Inflammation may contribute to the pathophysiology of depression based on the current study aimed to explore the immunomodulatory effects of curcumin in an animal model of chronic mild stress (CMS). Rats were subjected to CMS to induce depressive-like behavior. The body weight, sucrose preference and locomotor activity were evaluated. Both RT-PCR and ELISA were used to determine the expression of tumor necrosis factor-α (TNF-α) and interleukin-6 (IL-6) in the prefrontal cortex and hippocampus. Chronic treatment with curcumin significantly reversed the CMS-induced behavioral abnormalities (reduced sucrose preference and decreased locomotor activity) in stressed rats. Additionally, curcumin effectively inhibited cytokine gene expression at both the mRNA and the protein level and reduced the activation of NF-κB. The study revealed that curcumin exerted antidepressant-like effects in CMS rats, partially due to its anti-inflammatory aptitude.

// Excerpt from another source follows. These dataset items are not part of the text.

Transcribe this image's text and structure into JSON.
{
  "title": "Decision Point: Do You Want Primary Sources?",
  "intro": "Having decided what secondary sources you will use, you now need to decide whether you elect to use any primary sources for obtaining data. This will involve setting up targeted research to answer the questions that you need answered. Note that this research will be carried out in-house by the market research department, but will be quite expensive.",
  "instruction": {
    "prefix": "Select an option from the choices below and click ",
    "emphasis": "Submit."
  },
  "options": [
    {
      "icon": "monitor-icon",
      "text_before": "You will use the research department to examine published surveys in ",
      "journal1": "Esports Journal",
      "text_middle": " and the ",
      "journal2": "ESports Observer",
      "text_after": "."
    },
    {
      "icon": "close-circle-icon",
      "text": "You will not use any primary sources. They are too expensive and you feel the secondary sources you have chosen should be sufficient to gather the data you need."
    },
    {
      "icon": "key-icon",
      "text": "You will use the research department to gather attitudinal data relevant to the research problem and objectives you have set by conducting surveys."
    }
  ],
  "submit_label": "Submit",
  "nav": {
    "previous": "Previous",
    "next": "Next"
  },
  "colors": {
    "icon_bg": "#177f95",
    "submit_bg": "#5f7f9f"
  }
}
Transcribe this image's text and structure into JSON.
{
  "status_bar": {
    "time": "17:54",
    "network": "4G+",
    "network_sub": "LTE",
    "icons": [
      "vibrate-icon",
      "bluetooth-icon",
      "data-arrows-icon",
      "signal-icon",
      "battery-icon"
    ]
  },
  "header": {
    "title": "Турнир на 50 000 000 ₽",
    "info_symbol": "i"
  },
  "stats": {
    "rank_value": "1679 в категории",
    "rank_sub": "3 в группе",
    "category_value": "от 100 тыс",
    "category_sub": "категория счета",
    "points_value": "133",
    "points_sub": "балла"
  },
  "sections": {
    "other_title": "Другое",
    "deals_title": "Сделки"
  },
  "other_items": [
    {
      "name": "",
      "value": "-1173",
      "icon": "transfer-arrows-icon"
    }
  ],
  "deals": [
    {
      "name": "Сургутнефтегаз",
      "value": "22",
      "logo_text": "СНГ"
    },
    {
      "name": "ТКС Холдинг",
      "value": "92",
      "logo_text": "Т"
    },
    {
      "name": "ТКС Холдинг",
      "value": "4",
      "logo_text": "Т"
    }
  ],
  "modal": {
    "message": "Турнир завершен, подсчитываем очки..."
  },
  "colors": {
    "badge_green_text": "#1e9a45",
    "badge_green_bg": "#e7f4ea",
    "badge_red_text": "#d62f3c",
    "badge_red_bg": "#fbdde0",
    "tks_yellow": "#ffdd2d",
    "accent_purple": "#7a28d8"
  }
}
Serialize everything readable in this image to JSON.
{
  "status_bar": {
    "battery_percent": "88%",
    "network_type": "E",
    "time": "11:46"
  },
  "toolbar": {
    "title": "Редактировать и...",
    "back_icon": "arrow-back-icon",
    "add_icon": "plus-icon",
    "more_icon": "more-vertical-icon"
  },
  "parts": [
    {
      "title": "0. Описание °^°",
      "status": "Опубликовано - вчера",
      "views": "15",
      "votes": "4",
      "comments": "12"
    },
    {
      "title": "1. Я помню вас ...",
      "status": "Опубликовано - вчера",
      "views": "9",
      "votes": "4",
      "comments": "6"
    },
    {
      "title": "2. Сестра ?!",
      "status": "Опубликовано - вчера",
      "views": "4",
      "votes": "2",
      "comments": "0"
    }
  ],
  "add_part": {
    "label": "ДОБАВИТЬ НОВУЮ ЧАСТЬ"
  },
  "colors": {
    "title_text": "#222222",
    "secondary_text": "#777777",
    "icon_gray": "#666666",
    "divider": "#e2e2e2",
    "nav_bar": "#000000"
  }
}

Curcumin possesses wide-ranging of pharmacological properties. Many of these activities can be attributed to its potent antioxidant capacity. The effect of curcumin in CNS is more prominent. Curcumin has a potential for antidepressant action. Curcumin is known to modulate the neurotransmitter levels in brain and increases the neurotrophic factors enhancing neuronal survival. Tremendous researches are going on curcumin to find out the possible mechanism for its antidepressant action. Positive results obtained in experimental studies on curcumin as an antidepressant emphasizes its testing of efficacy in humans in order to advance the antidepressant therapy.